Report names 50 worst countries for Christian persecution

Report names 50 worst countries for Christian persecution

The international Christian organisation Open Doors released its annual World Watch List in January, naming the 50 countries where it says Christians face the worst persecution. For the first time in the 20 years that the list has been compiled, the situation for Christians did not improve in any country, Open Doors said.

For the tenth year running, North Korea topped the list. Open Doors reported that Christianity has been driven so far underground in North Korea that parents wait until their children are old enough to understand the dangers of practicing their faith before teaching them about it. The organisation also estimated that between 50,000 and 70,000 Christians are currently interned in labor camps.

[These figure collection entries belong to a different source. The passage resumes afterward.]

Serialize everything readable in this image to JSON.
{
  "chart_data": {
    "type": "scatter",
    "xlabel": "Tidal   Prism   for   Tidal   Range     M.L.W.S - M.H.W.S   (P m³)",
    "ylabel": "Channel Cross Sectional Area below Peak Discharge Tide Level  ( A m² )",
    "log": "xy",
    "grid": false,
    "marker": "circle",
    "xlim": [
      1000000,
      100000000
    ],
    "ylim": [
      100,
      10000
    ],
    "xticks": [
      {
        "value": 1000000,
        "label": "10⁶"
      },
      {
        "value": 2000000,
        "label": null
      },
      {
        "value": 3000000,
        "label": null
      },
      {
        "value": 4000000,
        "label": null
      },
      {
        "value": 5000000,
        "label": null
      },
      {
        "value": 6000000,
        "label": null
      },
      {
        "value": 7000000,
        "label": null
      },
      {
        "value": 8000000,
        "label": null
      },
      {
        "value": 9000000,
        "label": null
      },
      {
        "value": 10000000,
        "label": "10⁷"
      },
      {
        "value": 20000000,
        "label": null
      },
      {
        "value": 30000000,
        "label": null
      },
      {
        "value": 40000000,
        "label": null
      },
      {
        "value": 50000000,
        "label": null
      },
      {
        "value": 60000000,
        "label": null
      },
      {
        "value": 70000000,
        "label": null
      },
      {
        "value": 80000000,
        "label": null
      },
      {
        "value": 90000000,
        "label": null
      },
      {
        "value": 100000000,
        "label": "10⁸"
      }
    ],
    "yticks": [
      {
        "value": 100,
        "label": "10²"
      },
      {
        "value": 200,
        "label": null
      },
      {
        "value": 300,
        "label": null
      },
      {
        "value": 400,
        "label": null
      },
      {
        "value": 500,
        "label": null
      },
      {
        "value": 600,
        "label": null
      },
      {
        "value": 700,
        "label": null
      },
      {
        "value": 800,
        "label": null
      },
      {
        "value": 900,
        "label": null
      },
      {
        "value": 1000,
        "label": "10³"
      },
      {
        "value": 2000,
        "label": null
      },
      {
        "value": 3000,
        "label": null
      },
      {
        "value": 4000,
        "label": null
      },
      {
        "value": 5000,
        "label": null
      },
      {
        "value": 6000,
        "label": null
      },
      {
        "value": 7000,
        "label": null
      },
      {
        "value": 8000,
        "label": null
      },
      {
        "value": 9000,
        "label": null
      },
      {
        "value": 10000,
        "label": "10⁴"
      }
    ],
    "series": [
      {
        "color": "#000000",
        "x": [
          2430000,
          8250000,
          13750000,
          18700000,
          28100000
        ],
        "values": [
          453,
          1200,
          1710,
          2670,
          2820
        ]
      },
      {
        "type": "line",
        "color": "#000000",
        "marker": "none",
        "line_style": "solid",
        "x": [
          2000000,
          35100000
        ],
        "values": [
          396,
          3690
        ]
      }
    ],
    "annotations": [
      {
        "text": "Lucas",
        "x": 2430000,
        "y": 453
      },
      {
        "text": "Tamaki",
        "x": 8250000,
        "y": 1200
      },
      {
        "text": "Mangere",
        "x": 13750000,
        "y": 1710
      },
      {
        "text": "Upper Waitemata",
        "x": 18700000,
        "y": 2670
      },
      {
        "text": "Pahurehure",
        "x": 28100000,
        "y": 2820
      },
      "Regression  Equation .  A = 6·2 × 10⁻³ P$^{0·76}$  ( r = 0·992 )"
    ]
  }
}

“How the death of Kim Jong Il last month and the coming to power of his son Kim Jong Un will affect the status of Christians in North Korea is hard to determine at this early stage,” Carl Moeller, president of Open Doors USA said in a statement.

The top five countries on the list also include Afghanistan, Saudi Arabia, Somalia and Iran. The report indicated that changes of power have done little to improve things for Christians in other parts of the world.

“At the beginning of last year, we were expecting some changes in the Arab world and of course the political situation has changed,” Raymond Favre, Open Doors’ representative for francophone countries said in an interview. “But in terms of persecution basically it is the same except in Egypt where the persecution of Christians has increased.”

The country where things have deteriorated most since the 2011 report is Nigeria. At least 300 Christians were killed last year and sectarian violence has intensified over recent weeks. On Christmas Day, more than 35 people were killed in bomb attacks on churches across the country.

Open Doors provides training for pastors and distributes Bibles in countries where Christianity is suppressed, as well as advocating for political change. It is active in over 50 countries and estimates that 100 million Christians worldwide face persecution.